ゼイルは心の中で”さっすがメニイ!”と思いながら、氷塊を避けつつ走り抜ける。
次々と氷漬けになっていく仲間を見て混乱している敵を、ゼイルも簡単に切り捨てていく。
そうして一分もかからずに全滅させてしまった。
敵のいなくなった、ひらけた空間の中央部に三人が集まる。
「二人とも凄いわね・・・私、何も出来なかった」
ミリィーが呟くように言った。
「ミリィーはシーフなんだから、そんなこと気にすることないよ
それより奥に倉庫らしき洞穴を見つけたから、見てくるよ 」
ゼイルは「気にしなくていいんだよ」と優しく声をかけると、奥へと進んでいく。
彼がいなくなるとミリィーは俯いてしまう。
「ミリィーさんはシーフです。通路で罠を解除してくれたじゃないですか?
索敵も的確にしてくれました。これからもよろしくお願いします
・・・・ってゼイルさんは考えてると思いますけどね 」
素っ気なくメニイが言うと
「メニイって、凄く可愛いわね?」
と言って、ミリィーはメニイを優しく抱きしめて頭を撫でる。
するとメニイは少し赤面して言った。
「ちょっと何するんですか? ・・・私は猫じゃないんですよ」
「いいえっ、猫よりずっと可愛いわ」
「仲良きことは素晴らしきかな」
いつの間にかゼイルが遠い目をした様な、笑顔を浮かべている様な表情で、女子二人の様子を見ていた。洞穴にあった毛皮などの戦利品を抱えて。

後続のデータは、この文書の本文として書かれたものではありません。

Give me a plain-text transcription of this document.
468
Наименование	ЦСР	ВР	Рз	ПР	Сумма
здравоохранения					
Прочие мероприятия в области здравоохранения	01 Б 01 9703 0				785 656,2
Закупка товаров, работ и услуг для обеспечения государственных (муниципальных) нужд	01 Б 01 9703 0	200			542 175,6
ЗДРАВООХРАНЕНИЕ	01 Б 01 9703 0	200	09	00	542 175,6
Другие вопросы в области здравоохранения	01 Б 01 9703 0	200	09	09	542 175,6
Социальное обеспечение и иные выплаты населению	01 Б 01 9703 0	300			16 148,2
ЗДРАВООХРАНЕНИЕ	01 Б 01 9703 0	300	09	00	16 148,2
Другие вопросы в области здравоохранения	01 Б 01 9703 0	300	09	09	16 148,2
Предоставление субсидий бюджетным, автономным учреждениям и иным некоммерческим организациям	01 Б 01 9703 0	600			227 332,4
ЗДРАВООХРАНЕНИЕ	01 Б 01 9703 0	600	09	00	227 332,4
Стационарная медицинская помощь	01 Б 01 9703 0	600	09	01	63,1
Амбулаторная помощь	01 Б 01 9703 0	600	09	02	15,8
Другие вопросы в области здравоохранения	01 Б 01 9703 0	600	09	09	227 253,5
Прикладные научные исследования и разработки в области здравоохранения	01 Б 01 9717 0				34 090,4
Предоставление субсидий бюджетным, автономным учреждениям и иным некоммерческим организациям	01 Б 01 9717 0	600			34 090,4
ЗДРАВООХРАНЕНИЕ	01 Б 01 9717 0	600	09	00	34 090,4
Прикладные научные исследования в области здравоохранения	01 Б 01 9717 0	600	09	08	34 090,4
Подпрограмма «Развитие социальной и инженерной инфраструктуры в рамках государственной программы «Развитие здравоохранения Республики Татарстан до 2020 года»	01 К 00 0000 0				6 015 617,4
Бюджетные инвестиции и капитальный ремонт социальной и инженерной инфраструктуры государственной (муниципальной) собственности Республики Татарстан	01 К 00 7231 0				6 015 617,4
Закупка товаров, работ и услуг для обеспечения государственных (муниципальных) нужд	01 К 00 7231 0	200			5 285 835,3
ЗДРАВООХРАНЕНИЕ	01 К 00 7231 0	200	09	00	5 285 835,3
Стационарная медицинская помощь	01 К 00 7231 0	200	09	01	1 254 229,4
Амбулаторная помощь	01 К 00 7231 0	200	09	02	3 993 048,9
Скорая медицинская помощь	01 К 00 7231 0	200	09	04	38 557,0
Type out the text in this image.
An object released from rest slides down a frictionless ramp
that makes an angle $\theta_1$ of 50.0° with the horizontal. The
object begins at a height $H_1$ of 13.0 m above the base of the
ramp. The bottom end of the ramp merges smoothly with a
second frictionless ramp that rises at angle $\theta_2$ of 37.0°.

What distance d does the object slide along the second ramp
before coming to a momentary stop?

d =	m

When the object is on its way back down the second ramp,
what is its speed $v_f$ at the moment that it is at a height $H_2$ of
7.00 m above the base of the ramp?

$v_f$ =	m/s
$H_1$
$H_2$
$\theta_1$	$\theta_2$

「あのっ、ゼイルさん、これは違うんです! ミリィーさんが急に・・・」
「うふふっ、メニイはウブで可愛いわね」
メニイが焦ったように言い訳したが、ミリィーは動じずに離れようとしなかった。
「ちょっとゼイルさん、助けてください!」
メニイは赤面しながら言ったが
「・・・仲良きことは素晴らしきかな」
ゼイルはこのとき合掌し、’悟りを開きかけた ’と後に語ったという。
しばらくして皆が落ち着くと、洞窟を出た。
「いや~、今回の依頼はとてもいい経験が出来たね? 恐らく一生忘れないよ」
ゼイルが口を開くとメニイは言った。
「確かに討伐は初めてでしたけど、そこまでの凄い収穫は無かったと思います
けど・・・ 」
「もうメニイったら、つれないわね~。抱きしめ合った仲じゃない?」
ミリィーは少し恥らう様な、からかう様な表情で言う。
「合ってないですよ! 一方的にされてただけです!」
メニイが少し語気を強めるとミリィーはおどけたように言う。
「ごめんなさい。つい、メニイは可愛いから・・・」
「もう、ミリィーさんたら・・・」
すると沈黙を保っていたゼイルが口を開いた。
「仲良きことは・・・」
「もう、それはいいです!」
メニイはパーティー初突っ込みを披露した。